B2B: Private Investments 'On Track' for Russian Rail Projects

The MT Conferences section did not involve the reporting or the editorial staff of The Moscow Times.

Ilya Skripnikov
Of counsel
Dentons

The development of the railway network in Russia has always depended on federal financing and the capability of OAO Russian Railways to build new lines. Recent trends show that raising private financing for rail construction can significantly improve transport and bring additional economic and social dividends both for the regions involved and the country as a whole.

It is clear that private infrastructure owners currently play a minor role in the transportation sector and OAO Russian Railways will remain the dominant rail operator, carrier and infrastructure owner. The recently announced road-map for privatizing the company will not significantly influence the market situation or new line construction. It is believed that most incoming funds will instead be used for the reconstruction of existing infrastructure to eliminate traffic bottlenecks. The expected financial injections will not fully satisfy the existing  demand, which is only increasing, to remedy infrastructure limitations.

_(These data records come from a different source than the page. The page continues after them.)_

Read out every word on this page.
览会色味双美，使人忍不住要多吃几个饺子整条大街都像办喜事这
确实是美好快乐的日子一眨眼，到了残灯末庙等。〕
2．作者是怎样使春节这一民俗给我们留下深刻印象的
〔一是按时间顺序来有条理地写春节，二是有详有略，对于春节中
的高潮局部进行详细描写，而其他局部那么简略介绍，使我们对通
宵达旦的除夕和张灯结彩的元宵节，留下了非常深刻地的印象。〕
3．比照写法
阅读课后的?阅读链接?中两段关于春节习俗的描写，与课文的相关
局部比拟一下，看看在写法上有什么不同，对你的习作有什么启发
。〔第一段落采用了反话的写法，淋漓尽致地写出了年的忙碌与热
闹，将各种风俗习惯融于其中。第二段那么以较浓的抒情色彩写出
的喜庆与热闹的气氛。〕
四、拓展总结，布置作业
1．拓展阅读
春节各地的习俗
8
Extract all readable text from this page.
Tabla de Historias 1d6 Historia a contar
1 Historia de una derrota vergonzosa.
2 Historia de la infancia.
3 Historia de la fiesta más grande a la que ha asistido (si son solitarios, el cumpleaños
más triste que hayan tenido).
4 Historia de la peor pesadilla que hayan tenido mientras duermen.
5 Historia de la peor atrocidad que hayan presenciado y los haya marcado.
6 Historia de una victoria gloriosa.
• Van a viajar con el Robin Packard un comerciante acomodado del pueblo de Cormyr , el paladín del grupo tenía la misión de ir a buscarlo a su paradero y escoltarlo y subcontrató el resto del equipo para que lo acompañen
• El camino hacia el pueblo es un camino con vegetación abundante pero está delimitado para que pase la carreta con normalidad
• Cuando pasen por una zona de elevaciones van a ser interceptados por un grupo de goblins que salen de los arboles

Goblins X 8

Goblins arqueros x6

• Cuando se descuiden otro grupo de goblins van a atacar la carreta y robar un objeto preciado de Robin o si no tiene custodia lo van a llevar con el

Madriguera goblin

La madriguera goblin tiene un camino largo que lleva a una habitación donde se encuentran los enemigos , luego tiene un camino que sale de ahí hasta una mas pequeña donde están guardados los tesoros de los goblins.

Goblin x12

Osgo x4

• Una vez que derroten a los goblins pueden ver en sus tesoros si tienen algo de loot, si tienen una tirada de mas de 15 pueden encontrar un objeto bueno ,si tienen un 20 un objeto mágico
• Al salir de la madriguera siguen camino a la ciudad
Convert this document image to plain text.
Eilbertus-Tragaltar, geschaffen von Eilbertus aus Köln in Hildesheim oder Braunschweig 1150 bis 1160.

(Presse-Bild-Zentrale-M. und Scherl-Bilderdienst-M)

Rail is one of the most capital intensive sectors and private investors will only consider new projects if they are structured as public-private partnerships. PPP arrangements can create bankable projects with a clear risk-sharing system. The government is expected to provide capital grant subsidies (in certain cases up to 80 percent of CAPEX) and state guarantees as well as economically viable tariffs to satisfy investors' and lenders' expectations.

Worldwide experience shows that grantors are increasing the number of PPP projects in rail based on an "availability payment" model and tend to limit procurement of projects that require direct "tolling" by a concessionaire. Meanwhile, budgetary constraints remain the major reason for acceptance of "tolling" concessions in railway with provision of a minimal revenue guarantee by the grantor.

A concession scheme offers the most favorable PPP model when compared with other structuring opportunities discussed among sector professionals and experts. The federal government may announce a concession tender for the entire life circle of a railway with the concessionaire's obligations to design, construct, finance, operate and maintain appropriate infrastructure. This approach fits well with projects that involve new construction.

Another advantage of the concession model for rail projects is that it allows private financing to be raised for the reconstruction of existing lines. The federal government is entitled to transfer OAO Russian Railways property to a project (always subject to government resolution and relevant remuneration) should reconstruction of such property be required or specific operational purposes demand it.

The PPP market for rail projects in Russia is not yet fully established, although foreign and local investors, lenders and development banks are in principle committed to participate in rail concessions. Dentons as legal adviser and IB FINIST as financial consultant are currently advising on the project to construct the Belkomur railway line (1,161 kilometers from Arhangelsk to Perm) based on a concession model. Expected CAPEX for the project exceeds $6 billion with proposed state financial support of 30-50 percent.

The new railway is strategically important for Russia, as it will create the shortest route for cargo from the Urals and southern regions to ports in Archangelsk, Murmansk and Northern Europe.

The proposed financial and legal models, as well as the traffic forecast and CAPEX figures, are in principle approved by major stakeholders, including potential foreign partners. It is expected that government approval will be granted to initiate the project based on a concession model. The project will be the first cargo railway concession in Russia.


The MT Conferences section did not involve the reporting or the editorial staff of The Moscow Times.